I’ve been put out of my career twice due to advancing technology. Yes, I got a different job in a different area, but it’s tiring to have to start over again, especially the older you get. Especially since, as you get older, people assume you can’t learn new things (you very much can) or that you’re not worth investing the time and effort in.
Attempting to go back to school these days to get re-training on your own is expensive, and in too many cases seems to generate debt rather than a new job/career. Most of my younger co-workers in the big box retail store where I work already have a college degree, but they’re stocking shelves and running a cash register instead of working in the field they intended (and no, most aren’t squishy liberal-arts degrees) while trying to pay off crushing school debts. Most of us older folks run the cost-benefit analysis while looking at what the kids are going through and decide to try to find another way to deal with the situation. But if you don’t have the piece of paper you don’t even get your foot in the door for “higher-order jobs”. Without the “higher-end job” though, you don’t have the income to pay for the training to get the piece of paper to get that job. It’s a vicious circle.

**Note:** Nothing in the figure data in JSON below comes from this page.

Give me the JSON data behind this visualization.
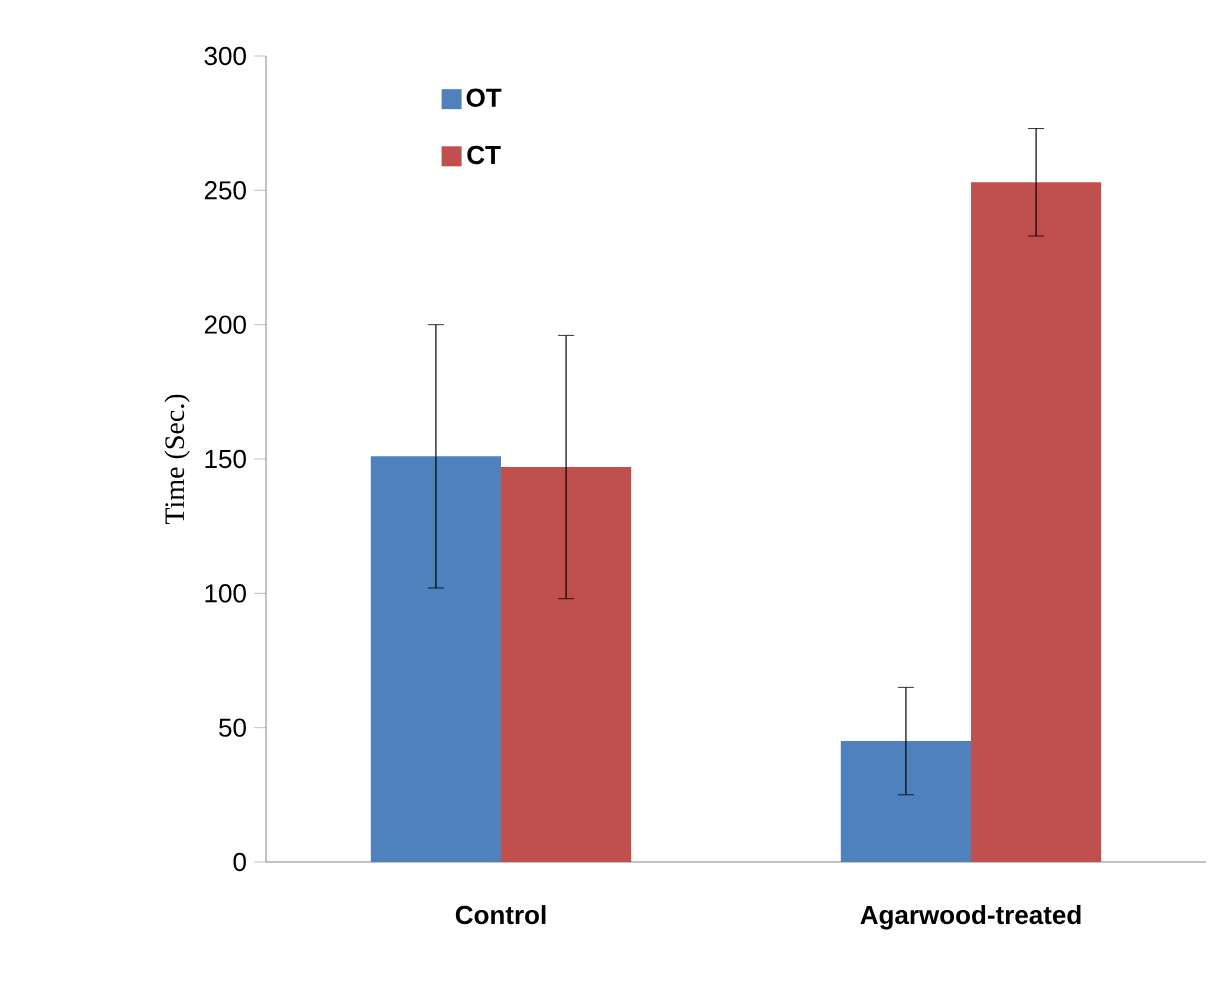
{
  "chart_data": {
    "type": "bar",
    "ylabel": "Time (Sec.)",
    "categories": [
      "Control",
      "Agarwood-treated"
    ],
    "series": [
      {
        "name": "OT",
        "color": "#4f81bd",
        "values": [
          151,
          45
        ],
        "errors": [
          49,
          20
        ]
      },
      {
        "name": "CT",
        "color": "#c0504d",
        "values": [
          147,
          253
        ],
        "errors": [
          49,
          20
        ]
      }
    ],
    "ylim": [
      0,
      300
    ],
    "yticks": [
      0,
      50,
      100,
      150,
      200,
      250,
      300
    ],
    "grid": false,
    "legend": "top left"
  }
}
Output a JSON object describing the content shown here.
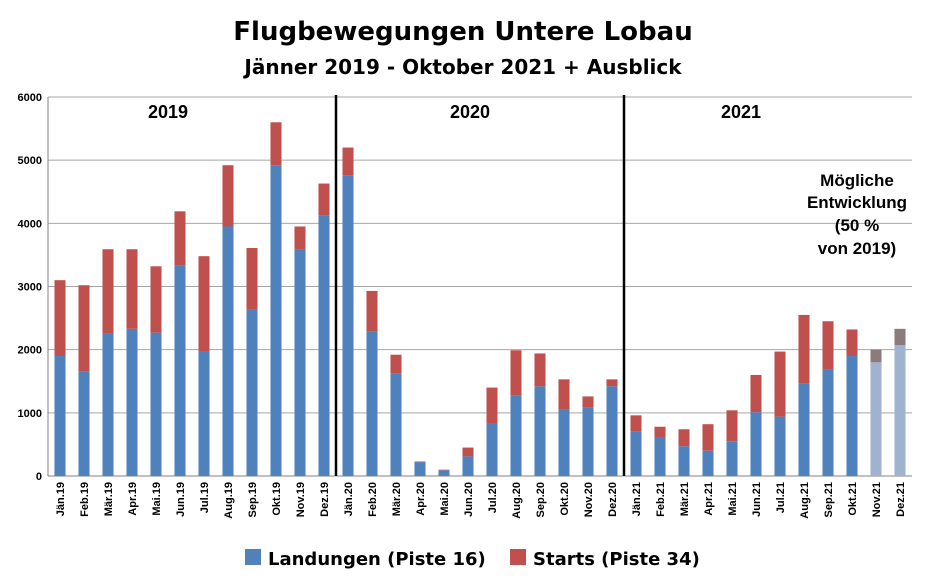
{
  "chart_data": {
    "type": "bar",
    "stacked": true,
    "title": "Flugbewegungen Untere Lobau",
    "subtitle": "Jänner 2019 - Oktober 2021 + Ausblick",
    "ylim": [
      0,
      6000
    ],
    "yticks": [
      0,
      1000,
      2000,
      3000,
      4000,
      5000,
      6000
    ],
    "grid": true,
    "legend_position": "bottom",
    "categories": [
      "Jän.19",
      "Feb.19",
      "Mär.19",
      "Apr.19",
      "Mai.19",
      "Jun.19",
      "Jul.19",
      "Aug.19",
      "Sep.19",
      "Okt.19",
      "Nov.19",
      "Dez.19",
      "Jän.20",
      "Feb.20",
      "Mär.20",
      "Apr.20",
      "Mai.20",
      "Jun.20",
      "Jul.20",
      "Aug.20",
      "Sep.20",
      "Okt.20",
      "Nov.20",
      "Dez.20",
      "Jän.21",
      "Feb.21",
      "Mär.21",
      "Apr.21",
      "Mai.21",
      "Jun.21",
      "Jul.21",
      "Aug.21",
      "Sep.21",
      "Okt.21",
      "Nov.21",
      "Dez.21"
    ],
    "series": [
      {
        "name": "Landungen (Piste 16)",
        "color": "#4f81bd",
        "projection_color": "#9fb3cf",
        "values": [
          1900,
          1650,
          2250,
          2330,
          2270,
          3330,
          1970,
          3950,
          2630,
          4920,
          3580,
          4120,
          4760,
          2290,
          1620,
          220,
          90,
          310,
          830,
          1270,
          1420,
          1060,
          1080,
          1420,
          700,
          610,
          470,
          400,
          550,
          1010,
          940,
          1460,
          1680,
          1900,
          1800,
          2070
        ]
      },
      {
        "name": "Starts (Piste 34)",
        "color": "#c0504d",
        "projection_color": "#8c7b7b",
        "values": [
          1200,
          1370,
          1340,
          1260,
          1050,
          860,
          1510,
          970,
          980,
          680,
          370,
          510,
          440,
          640,
          300,
          10,
          10,
          140,
          570,
          720,
          520,
          470,
          180,
          110,
          260,
          170,
          270,
          420,
          490,
          590,
          1030,
          1090,
          770,
          420,
          200,
          260
        ]
      }
    ],
    "projection_categories": [
      "Nov.21",
      "Dez.21"
    ],
    "year_labels": [
      "2019",
      "2020",
      "2021"
    ],
    "annotation": [
      "Mögliche",
      "Entwicklung",
      "(50 %",
      "von 2019)"
    ]
  }
}
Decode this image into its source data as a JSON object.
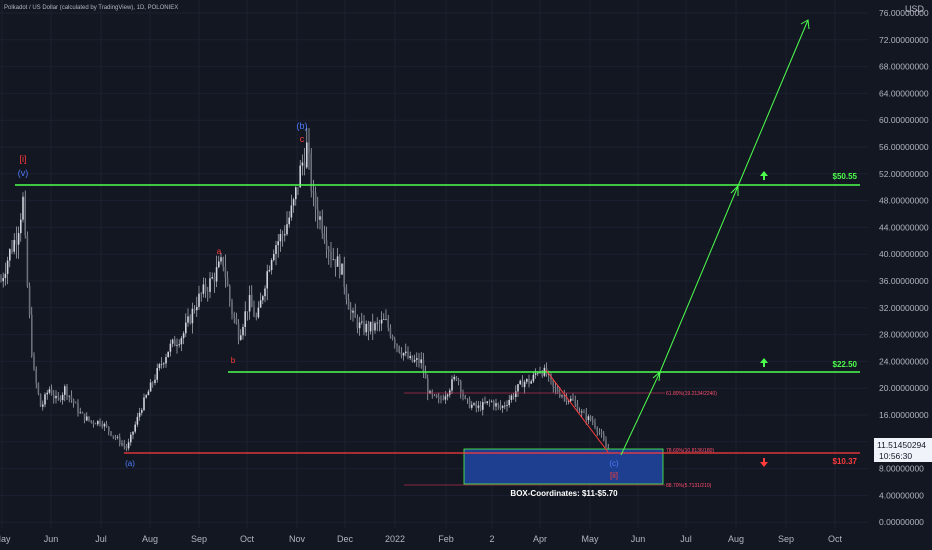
{
  "header": {
    "symbol_line": "Polkadot / US Dollar (calculated by TradingView), 1D, POLONIEX"
  },
  "price_axis": {
    "currency": "USD",
    "ticks": [
      "76.00000000",
      "72.00000000",
      "68.00000000",
      "64.00000000",
      "60.00000000",
      "56.00000000",
      "52.00000000",
      "48.00000000",
      "44.00000000",
      "40.00000000",
      "36.00000000",
      "32.00000000",
      "28.00000000",
      "24.00000000",
      "20.00000000",
      "16.00000000",
      "12.00000000",
      "8.00000000",
      "4.00000000",
      "0.00000000"
    ],
    "current_price": "11.51450294",
    "countdown": "10:56:30"
  },
  "time_axis": {
    "ticks": [
      "May",
      "Jun",
      "Jul",
      "Aug",
      "Sep",
      "Oct",
      "Nov",
      "Dec",
      "2022",
      "Feb",
      "2",
      "Apr",
      "May",
      "Jun",
      "Jul",
      "Aug",
      "Sep",
      "Oct"
    ]
  },
  "levels": [
    {
      "label": "$50.55",
      "value": 50.55,
      "color": "#4cff4c",
      "arrow": "up"
    },
    {
      "label": "$22.50",
      "value": 22.5,
      "color": "#4cff4c",
      "arrow": "up"
    },
    {
      "label": "$10.37",
      "value": 10.37,
      "color": "#ff3b3b",
      "arrow": "down"
    }
  ],
  "box": {
    "label": "BOX-Coordinates: $11-$5.70",
    "top": 11,
    "bottom": 5.7,
    "color": "#1e3f8f"
  },
  "fib_labels": [
    "61.80%(19.2134/2240)",
    "78.60%(10.8136/180)",
    "88.70%(5.7131/210)"
  ],
  "wave_labels": {
    "i_top": "[i]",
    "v_top": "(v)",
    "b_top": "(b)",
    "c_top": "c",
    "a_mid": "a",
    "b_mid": "b",
    "a_bottom": "(a)",
    "c_bottom": "(c)",
    "ii_bottom": "[ii]"
  },
  "colors": {
    "bg": "#131722",
    "candle": "#d1d4dc",
    "green": "#4cff4c",
    "red": "#ff3b3b",
    "blue": "#2962ff"
  },
  "chart_data": {
    "type": "line",
    "title": "Polkadot / US Dollar (calculated by TradingView), 1D, POLONIEX",
    "ylabel": "USD",
    "ylim": [
      0,
      76
    ],
    "x": [
      "May",
      "Jun",
      "Jul",
      "Aug",
      "Sep",
      "Oct",
      "Nov",
      "Dec",
      "2022",
      "Feb",
      "2",
      "Apr",
      "May"
    ],
    "series": [
      {
        "values": [
          38,
          17,
          15,
          11,
          33,
          28,
          50,
          30,
          27,
          18,
          19,
          23,
          11
        ]
      }
    ],
    "horizontal_levels": [
      50.55,
      22.5,
      10.37
    ],
    "projection": {
      "from": 11,
      "via": 22.5,
      "to": 75
    }
  }
}
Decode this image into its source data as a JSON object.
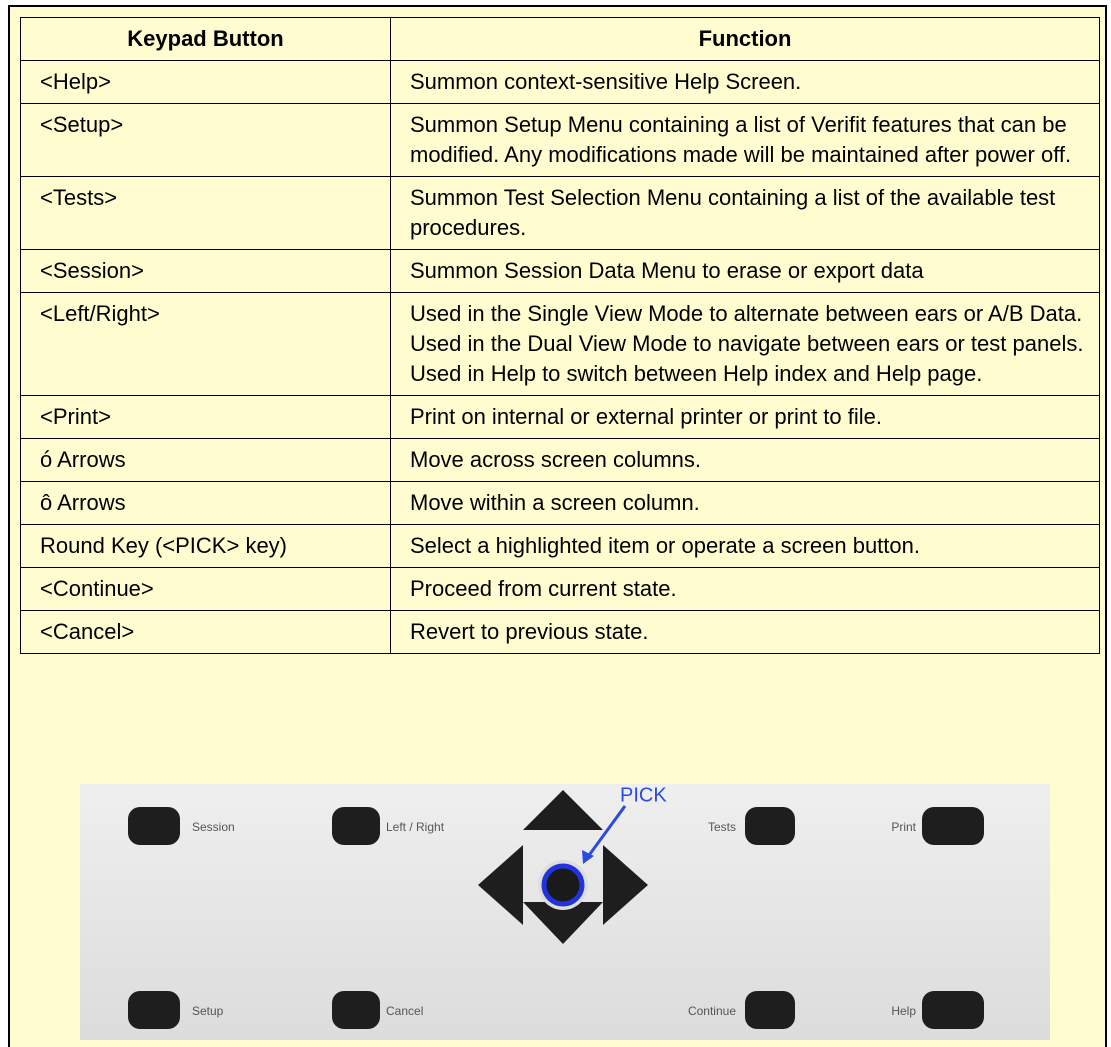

Fun fact - most financial aid is geared to people getting their FIRST degree. If you want to go back 20 years later and get a different degree you’re on you’re own, even if that prior degree is now obsolete. The only option for those of us with a four-year degree already is loans, loans, and more loans. And you just have to read the news to realize how problematic that is.
I have the good fortune to have some smarts and broad-use talents. Yay me. What about those who don’t? Do we just leave them to starve?
Sure, AFTER the transition period we’ll all be buddy-buddies with our personal chatbot and making pottery and woven baskets for the love of art while making money as an internet influencer but during the transition there will be a lot of people unemployed and discarded by our society, then blamed for not having the foresight to predict the future 30 years in advance when they went to school so they would have chosen a different path in life. Shame on you for choosing a profession that looked like a certain way to generate an income for life that was eliminated 30 years later due to technology you, as the average human being, couldn’t have seen coming!.
Yes. And then what will those thousands with a CPA do for a living? Yeah, yeah, I know - find a different job! As someone who has had to start over twice (so far - it could happen all over again) it’s not that easy. It’s possible - I have, after all, done it twice - but it is not easy and it only gets harder with age. I don’t think our society is going to make that an easy thing, because it never has before. Especially for someone, as I noted, over 40 switching gears is going to be some hard and stressful years. A lot in that category do get a different line of work but there is zero guarantee it will be comparable in pay, it may well be less. (After 10 years in my latest “career” I am currently making only 3/5’s of what I was making when I first posted on the Dope, as an example)
These changes are disruptive, and I don’t find it satisfactory to just say “oh, it will be alright in the end” and not actually give a damn about the people who will suffer harm during that transition to better and more glorious future.